Anoche, a las diez, continuaban los preparativos en el interior del palacio de las Cortes Españolas y el hemiciclo, totalmente iluminado por los focos especiales de las grandes solemnidades, era escenario de una gran actividad. Acababa de instalarse la moqueta especial de color azul en los lugares donde (a la derecha del vicepresidente, que presidirá la primera parte de la sesión) se instalará el Consejo de Regencia y, posteriormente la familia real, compuesta por la Princesa Sofía y sus hijos los infantes Felipe, Elena y Cristina. En el lugar donde normalmente se sitúan los taquígrafos se han puesto sillones especiales para el Consejo del Reino. Según el programa previsto la primera parte del acto será presidida por el vicepresidente primero de la Cámara, y tras la lectura del ceremonial, se levantará la sesión.

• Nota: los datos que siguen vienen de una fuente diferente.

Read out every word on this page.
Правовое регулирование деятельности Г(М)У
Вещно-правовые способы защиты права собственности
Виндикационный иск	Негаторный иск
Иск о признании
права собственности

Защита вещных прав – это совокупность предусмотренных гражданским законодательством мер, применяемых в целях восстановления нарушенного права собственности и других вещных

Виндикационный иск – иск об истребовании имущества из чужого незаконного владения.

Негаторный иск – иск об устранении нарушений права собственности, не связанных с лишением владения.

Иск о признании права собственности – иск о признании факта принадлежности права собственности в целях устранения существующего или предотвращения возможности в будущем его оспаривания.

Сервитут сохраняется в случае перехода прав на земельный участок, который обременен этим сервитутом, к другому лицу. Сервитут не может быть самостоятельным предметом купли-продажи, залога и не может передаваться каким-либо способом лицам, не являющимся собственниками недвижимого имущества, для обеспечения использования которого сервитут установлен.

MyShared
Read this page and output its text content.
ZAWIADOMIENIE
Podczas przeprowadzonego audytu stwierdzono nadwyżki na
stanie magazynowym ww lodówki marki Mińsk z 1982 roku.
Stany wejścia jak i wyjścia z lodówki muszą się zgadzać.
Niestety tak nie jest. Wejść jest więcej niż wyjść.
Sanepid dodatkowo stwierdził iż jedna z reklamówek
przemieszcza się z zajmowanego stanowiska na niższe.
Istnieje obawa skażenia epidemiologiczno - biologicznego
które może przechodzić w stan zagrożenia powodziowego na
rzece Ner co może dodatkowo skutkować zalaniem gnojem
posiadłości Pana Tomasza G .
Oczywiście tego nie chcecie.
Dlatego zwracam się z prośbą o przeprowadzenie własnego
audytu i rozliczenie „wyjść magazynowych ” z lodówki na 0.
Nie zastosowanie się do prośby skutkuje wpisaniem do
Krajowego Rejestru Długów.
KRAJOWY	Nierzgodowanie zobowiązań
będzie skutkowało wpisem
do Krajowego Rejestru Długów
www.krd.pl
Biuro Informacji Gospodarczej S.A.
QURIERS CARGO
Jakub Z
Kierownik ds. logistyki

El Consejo de Regencia saldrá a recibir a los Príncipes, que entrarán por la puerta principal del palacio, por donde sólo hasta el momento solía hacerlo el general Franco en las inauguraciones de las legislaturas, cada cuatro años.
El adiós.
Mientras tanto, el desfile de millares de españoles frente al féretro de Francisco Franco ha sido continuo, con un intervalo de treinta personas por minuto y con un orden absoluto. El féretro, que estará expuesto durante cincuenta horas, yace sobre una tarima inclinada con todas las condecoraciones del Generalísimo. Dentro, el cuerpo del Caudillo, con algunas huellas de sus 38 días de enfermedad que no han podido ser disimuladas por los embalsamadores. En el borde del labio superior parece haber alguna huella de sonda o de respirador, y sobre la ceja derecha parece detectarse una ligera escoriación.
Durante todo el día, el desfile ha sido constante y se ha llevado en un silencio y en un orden impresionantes.
Ex combatientes.
Por otra parte, el aeropuerto de Barajas se ha convertido en lugar de recepción de decenas de personalidades que llegan para las honras fúnebres del domingo. Igualmente esta noche ha comenzado el desplazamiento de 70.000 ex combatientes pertenecientes a las distintas agrupaciones que engloba la Confederación y que estarán presentes el domingo en el Valle de los Caídos para rendir el último homenaje al Caudillo en el momento del entierro.
Según se sabe, los ex combatientes, pertenecientes a la casi totalidad de las provincias españolas, acudirán directamente al Valle de los Caídos y parece que no pasarán por la capital española.
Tras los funerales en el Valle, donde también reposan los restos de José Antonio, los ex combatientes regresarán a sus puntos de origen sin pasar por Madrid. Esta movilización estaba ya prevista desde hace más de un mes y constituía uno de los puntos clave de la llamada “Operación Lucero”, puesta en marcha en el momento de la muerte del Jefe del Estado.
Según fuentes allegadas a miembros de la Confederación, los asistentes a la ceremonia del Valle se limitarán, según las consignas recibidas, a dos principales eslóganes: “Francisco Franco, presente” y “Viva el Rey”.